There are many dogs, especially of smaller breeds, that are bred precisely to alert the family by barking if something happens in the surroundings. That such a dog barks when there is a knock on the door or when a stranger walks past Santa is not really strange. It only does what it was bred for. But you can train the dog to alert in a more discreet way - perhaps by barking just once or twice and then calm down again? A simple way to do this is to teach the dog to "Thank you!" means the dog should be quiet. This can be learned by practicing in the following way:

  1. Start at a time when the dog is calm. Say "Thank you, thank you!" and throw a bunch of treats on the ground for the dog to eat. Repeat this on a number of occasions so that the dog understands that when mom says "Thank you, thank you!" then there will be candy on the ground.
  2. When the dog understands that "Thank you!" means that now candy will be thrown on the ground, so you can try saying "Thank you thank you!" when the dog barks. Does it quiet down and look expectantly at you for treats? Then you can praise it and throw some pieces of candy on the ground.
  3. When it works, you can slowly reduce the amount of candy until you just say "Thank you thank you!" whereupon the dog falls silent and you praise it with your voice.

The dog has learned that it pays to bark in certain situations

A dog can also bark in certain situations because it has learned that it pays off. For example, does the dog stand up and bark at you when it is bored? Then it has probably learned that if it does, there is a good chance that mistress/master will get up and come up with something.

Then a solution might be to ignore the dog when it barks and instead make sure to reward when the dog is calm. Then you have to have the patience to sit there on the couch and pretend the dog isn't there if it barks educationally, but be careful to instead find something fun to do with the dog when it has quieted down and laid down to rest.

Other tricks to make the dog bark less

Learn on command

It is also possible to train the dog to stop barking on command. You can do this by rewarding the dog when it quiets down. It can also be done with clicks. Add the command "quiet" or "sh" in a calm voice when the dog stops barking.

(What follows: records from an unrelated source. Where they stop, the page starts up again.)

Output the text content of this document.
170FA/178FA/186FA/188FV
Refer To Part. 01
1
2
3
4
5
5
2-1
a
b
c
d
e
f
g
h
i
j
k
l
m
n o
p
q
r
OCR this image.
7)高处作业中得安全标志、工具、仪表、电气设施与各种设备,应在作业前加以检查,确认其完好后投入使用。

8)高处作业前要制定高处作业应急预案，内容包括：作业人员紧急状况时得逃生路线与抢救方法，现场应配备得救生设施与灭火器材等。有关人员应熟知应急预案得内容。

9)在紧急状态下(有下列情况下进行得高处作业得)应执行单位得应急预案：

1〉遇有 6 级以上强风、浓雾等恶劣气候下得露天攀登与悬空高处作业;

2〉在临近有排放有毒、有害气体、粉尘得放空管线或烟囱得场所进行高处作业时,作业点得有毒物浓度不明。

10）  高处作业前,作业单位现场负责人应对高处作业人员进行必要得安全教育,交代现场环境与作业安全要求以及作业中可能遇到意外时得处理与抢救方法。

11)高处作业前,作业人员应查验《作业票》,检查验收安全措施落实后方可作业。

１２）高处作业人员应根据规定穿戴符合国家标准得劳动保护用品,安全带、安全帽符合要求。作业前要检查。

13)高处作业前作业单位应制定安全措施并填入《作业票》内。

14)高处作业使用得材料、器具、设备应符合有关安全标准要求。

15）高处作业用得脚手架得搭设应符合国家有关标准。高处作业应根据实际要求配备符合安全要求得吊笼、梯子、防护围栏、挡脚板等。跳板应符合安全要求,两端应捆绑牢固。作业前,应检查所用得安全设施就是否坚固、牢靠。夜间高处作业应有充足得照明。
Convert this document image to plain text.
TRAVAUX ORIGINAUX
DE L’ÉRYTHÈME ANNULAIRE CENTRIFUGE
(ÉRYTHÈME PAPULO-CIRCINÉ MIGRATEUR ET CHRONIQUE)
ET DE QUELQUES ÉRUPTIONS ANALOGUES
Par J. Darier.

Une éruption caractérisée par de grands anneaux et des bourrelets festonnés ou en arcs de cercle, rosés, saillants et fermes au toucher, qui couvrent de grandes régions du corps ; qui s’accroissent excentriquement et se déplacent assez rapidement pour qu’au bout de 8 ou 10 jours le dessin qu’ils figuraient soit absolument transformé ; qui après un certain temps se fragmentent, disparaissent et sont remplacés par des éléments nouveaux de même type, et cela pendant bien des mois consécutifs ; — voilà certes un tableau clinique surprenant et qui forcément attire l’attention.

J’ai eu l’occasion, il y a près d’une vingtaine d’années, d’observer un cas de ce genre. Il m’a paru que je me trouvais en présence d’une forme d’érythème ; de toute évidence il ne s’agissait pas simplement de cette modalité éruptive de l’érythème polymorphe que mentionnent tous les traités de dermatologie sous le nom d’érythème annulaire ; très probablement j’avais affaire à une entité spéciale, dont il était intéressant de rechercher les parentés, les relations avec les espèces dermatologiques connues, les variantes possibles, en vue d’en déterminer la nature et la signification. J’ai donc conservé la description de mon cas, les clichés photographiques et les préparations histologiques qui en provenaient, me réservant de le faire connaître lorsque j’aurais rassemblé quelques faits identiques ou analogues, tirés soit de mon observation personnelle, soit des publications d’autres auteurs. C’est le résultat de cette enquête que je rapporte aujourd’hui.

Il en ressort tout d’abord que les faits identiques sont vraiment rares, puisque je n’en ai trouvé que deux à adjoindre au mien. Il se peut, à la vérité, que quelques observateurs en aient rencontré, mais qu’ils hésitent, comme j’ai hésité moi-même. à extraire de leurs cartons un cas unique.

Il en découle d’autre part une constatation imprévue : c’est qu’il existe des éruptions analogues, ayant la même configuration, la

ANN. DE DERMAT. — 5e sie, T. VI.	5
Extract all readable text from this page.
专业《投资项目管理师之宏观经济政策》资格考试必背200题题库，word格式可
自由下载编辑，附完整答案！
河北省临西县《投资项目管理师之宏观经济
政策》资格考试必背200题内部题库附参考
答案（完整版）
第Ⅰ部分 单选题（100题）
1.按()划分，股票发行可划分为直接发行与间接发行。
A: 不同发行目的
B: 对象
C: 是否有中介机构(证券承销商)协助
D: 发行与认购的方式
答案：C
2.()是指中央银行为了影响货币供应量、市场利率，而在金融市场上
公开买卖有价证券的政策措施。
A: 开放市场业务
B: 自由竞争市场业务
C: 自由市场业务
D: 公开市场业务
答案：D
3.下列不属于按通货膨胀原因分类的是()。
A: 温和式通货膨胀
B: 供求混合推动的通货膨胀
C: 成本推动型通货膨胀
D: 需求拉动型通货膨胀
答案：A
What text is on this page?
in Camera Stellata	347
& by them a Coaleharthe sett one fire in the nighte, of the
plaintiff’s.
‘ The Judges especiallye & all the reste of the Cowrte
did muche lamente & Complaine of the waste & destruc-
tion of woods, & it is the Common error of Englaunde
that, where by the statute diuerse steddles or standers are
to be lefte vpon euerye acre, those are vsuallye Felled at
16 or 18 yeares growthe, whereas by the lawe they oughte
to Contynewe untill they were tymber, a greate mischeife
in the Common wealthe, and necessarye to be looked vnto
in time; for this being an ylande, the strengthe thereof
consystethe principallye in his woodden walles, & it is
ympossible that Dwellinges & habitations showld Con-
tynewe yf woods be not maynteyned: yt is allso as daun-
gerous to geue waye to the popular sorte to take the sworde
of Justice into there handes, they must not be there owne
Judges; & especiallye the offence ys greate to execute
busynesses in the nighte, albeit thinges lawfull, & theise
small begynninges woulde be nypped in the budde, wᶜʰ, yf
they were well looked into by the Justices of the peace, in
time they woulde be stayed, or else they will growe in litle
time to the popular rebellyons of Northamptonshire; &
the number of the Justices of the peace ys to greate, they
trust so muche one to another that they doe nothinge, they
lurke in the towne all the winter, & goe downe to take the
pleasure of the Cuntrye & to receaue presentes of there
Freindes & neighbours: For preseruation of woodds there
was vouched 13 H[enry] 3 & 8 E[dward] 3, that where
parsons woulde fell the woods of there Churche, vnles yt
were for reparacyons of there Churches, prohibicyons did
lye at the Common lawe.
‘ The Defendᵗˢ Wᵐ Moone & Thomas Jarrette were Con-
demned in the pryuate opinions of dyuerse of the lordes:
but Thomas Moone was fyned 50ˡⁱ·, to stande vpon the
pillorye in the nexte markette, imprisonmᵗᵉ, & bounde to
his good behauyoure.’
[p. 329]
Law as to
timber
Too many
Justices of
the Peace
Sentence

It may sound strange. But sometimes it is actually easier to teach the dog to bark to get the dog to be quiet first. Hang up the command as soon as your dog barks and reward immediately. When the dog has learned the meaning of shell, you can start training "quietly".

Teach an incompatible behavior

You can also teach the dog a behavior that cannot be performed while barking and thus make the dog quiet in certain situations. It could be, for example, that you teach the dog to wear your mitt in its mouth when you meet dogs. Then the dog simply cannot bark because it is busy with something else. However, this is not preferable when it comes to dogs that are stressed or fearful - then it is better to address the underlying problem.

It can take a while to get over excessive barking. For many dogs, it has become a normal and ingrained behavior. Therefore, it is important to keep patience and be consistent in learning. Make sure to include training in your routines and don't forget to praise when the dog does the right thing. Never punish a barking dog! If the problem persists, you may need to seek help. Then contact a dog trainer for help.